Elegía por un tío

El tío Jorge quedó con la cara de quien prefirió ser feliz en lugar de estresarse buscando alguna forma de inmortalidad

Papeles

Este fúnebre noviembre con olor a gladiolos me recordó la noche que dormí cerca del cadáver de mi tío Jorge. Quedó con la cara de quien prefirió ser feliz en lugar de estresarse buscando alguna forma de inmortalidad. Optó por el anonimato como forma de vida.

Compartía estrechez económica y soledad con Rififi, un gato sin pedigrí que desertó, desolado, cuando llegamos con su cadáver. Los gatos no son de fiar.

Dios le aportaba la luz (del sol) y sus vecinas, el agua. En la noche se alumbraba con los ojos de su prófugo felino. De ese tamaño era la austeridad de quien encarnó para mí al tío Alberto, de Serrat.

“Jorgito tuvo la muerte que se merecía: mientras dormía”, resumieron sus vecinas que integraban el pacífico harén de sus amores platónicos. Hasta milagros le han pedido a Jorge Eliécer, bautizado así en homenaje al asesinado líder liberal Jorge Eliécer Gaitán.

Sus amigas de Silvania, Cundinamarca, a una hora y monedas de Bogotá, encontraron mi número telefónico apuntado en un papelito que se disputaba el olvido con otros arcaicos cachivaches.

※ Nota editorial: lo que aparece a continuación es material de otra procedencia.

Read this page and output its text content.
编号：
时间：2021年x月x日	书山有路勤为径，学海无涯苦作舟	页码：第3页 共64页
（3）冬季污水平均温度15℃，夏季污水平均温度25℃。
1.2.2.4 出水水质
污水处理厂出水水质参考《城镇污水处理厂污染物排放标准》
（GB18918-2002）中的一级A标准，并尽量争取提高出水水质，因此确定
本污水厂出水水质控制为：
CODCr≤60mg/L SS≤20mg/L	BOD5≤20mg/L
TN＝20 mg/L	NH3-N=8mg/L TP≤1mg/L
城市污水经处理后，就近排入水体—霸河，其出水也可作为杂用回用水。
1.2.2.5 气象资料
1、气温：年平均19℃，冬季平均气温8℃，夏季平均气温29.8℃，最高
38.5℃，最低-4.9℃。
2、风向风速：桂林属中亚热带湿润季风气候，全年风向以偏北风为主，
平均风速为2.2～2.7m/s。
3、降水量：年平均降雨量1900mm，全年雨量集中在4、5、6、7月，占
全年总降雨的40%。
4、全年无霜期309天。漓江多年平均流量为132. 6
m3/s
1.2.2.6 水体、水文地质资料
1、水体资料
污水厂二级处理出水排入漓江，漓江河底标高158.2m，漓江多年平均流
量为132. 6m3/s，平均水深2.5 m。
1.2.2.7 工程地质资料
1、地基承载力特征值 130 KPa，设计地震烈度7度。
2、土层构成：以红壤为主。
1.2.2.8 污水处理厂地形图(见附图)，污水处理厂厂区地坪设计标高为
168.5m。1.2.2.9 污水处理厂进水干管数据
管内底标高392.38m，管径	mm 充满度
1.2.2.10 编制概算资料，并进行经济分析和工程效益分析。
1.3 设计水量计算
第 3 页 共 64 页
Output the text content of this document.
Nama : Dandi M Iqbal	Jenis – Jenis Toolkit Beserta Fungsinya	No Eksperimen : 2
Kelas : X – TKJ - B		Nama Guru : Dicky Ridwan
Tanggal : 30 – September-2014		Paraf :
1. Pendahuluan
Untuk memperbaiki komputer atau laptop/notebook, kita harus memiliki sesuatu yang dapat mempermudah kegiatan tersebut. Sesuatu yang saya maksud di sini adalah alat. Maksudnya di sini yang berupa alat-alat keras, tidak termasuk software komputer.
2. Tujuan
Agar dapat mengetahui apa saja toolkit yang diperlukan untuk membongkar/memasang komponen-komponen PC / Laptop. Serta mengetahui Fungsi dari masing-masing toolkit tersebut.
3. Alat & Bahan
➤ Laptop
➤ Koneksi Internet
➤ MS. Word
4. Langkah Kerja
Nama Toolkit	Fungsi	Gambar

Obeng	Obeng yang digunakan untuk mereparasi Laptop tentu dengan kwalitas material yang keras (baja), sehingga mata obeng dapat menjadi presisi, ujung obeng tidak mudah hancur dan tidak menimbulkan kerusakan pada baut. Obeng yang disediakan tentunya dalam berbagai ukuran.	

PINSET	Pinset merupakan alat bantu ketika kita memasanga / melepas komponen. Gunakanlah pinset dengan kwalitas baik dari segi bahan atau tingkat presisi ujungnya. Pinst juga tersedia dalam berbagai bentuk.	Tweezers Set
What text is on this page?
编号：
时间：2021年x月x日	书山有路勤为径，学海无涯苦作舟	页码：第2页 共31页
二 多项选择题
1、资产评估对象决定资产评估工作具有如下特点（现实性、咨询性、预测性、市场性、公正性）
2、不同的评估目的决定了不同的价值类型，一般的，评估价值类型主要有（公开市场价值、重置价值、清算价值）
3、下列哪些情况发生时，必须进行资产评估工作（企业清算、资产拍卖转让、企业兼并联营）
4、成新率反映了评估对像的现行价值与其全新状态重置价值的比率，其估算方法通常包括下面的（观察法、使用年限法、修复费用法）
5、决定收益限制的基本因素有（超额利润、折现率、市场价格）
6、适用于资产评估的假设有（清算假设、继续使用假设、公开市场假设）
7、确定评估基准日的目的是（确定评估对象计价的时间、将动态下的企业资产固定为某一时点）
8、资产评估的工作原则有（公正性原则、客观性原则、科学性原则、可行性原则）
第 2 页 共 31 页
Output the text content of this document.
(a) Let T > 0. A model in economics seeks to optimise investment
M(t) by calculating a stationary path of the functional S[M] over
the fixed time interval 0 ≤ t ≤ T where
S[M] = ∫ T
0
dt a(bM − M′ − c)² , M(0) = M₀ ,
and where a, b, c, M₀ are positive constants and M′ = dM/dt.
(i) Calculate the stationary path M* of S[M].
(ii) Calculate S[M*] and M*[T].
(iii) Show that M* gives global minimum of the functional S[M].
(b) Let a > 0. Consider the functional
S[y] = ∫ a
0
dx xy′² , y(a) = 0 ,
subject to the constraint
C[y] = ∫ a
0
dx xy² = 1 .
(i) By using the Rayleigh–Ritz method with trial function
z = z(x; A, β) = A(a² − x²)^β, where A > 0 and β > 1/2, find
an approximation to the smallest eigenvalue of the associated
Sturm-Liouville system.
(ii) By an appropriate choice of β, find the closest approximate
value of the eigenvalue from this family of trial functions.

Mi señora y este servidor de tintos reclamamos su cadáver y pagamos la cuenta en el hospital donde lo prepararon y vistieron elegante para ingresar a la eternidad. En mínima parte, yo le agradecía que me hubiera financiado las primeras cervezas, y las iniciáticas escaramuzas eróticas en los bares del Medellín de los años sesenta.

“Negro, hombre flojo no goza mujer bonita”, me cantaleteaba después del cuarto aguardiente que pasaba con una mala cara y limón. Con esa jurisprudencia amorosa me le enfrenté a la vida.

También le debo a Jorge que me hubiera enseñado a escribir con todos los dedos. Me metió en el disco duro el abc de la mecanografía. No quiero dedos ociosos sobre tu máquina Olivetti, decía.

En su casa improvisamos una velación pobre pero honrada. Con él no iba aquello de: “qué solos se quedan los muertos”. El vecindario hizo quórum. Los últimos en irse fueron los tres o cuatro borrachitos con los que celebraba la alegría de vivir. Las penas no se hicieron para él.

Al principio, tuve miedo de dormir cerca de su ataúd, en la cama donde murió. Finalmente, ronqué a pierna suelta. Como no tenií nada más qué dejarme, me regaló el mejor de los sueños.

El resto del surrealista ritual fue así: concurrida misa en Silvania con lágrimas del respetable. El cura nos encimó una espléndida homilía que parecía pensada para un muerto de más charreteras.

Por única vez, el tío Jorge montó en destartalada limusina entre Silvania y el horno crematorio de Chapinero donde convirtieron en cenizas su biografía de hombre de bien. Era de los que si tocaban a su puerta en la madrugada, era el lechero, un borrachito perdido, nunca la policía.

La compañía de correos hizo el mandado final: transportó sus restos hasta su casa en Medellín. Así regresó a sus raíces. “No murió, quedó encantado” por el resto de sus vidas. No lloramos su muerte: nos alegramos de su vida.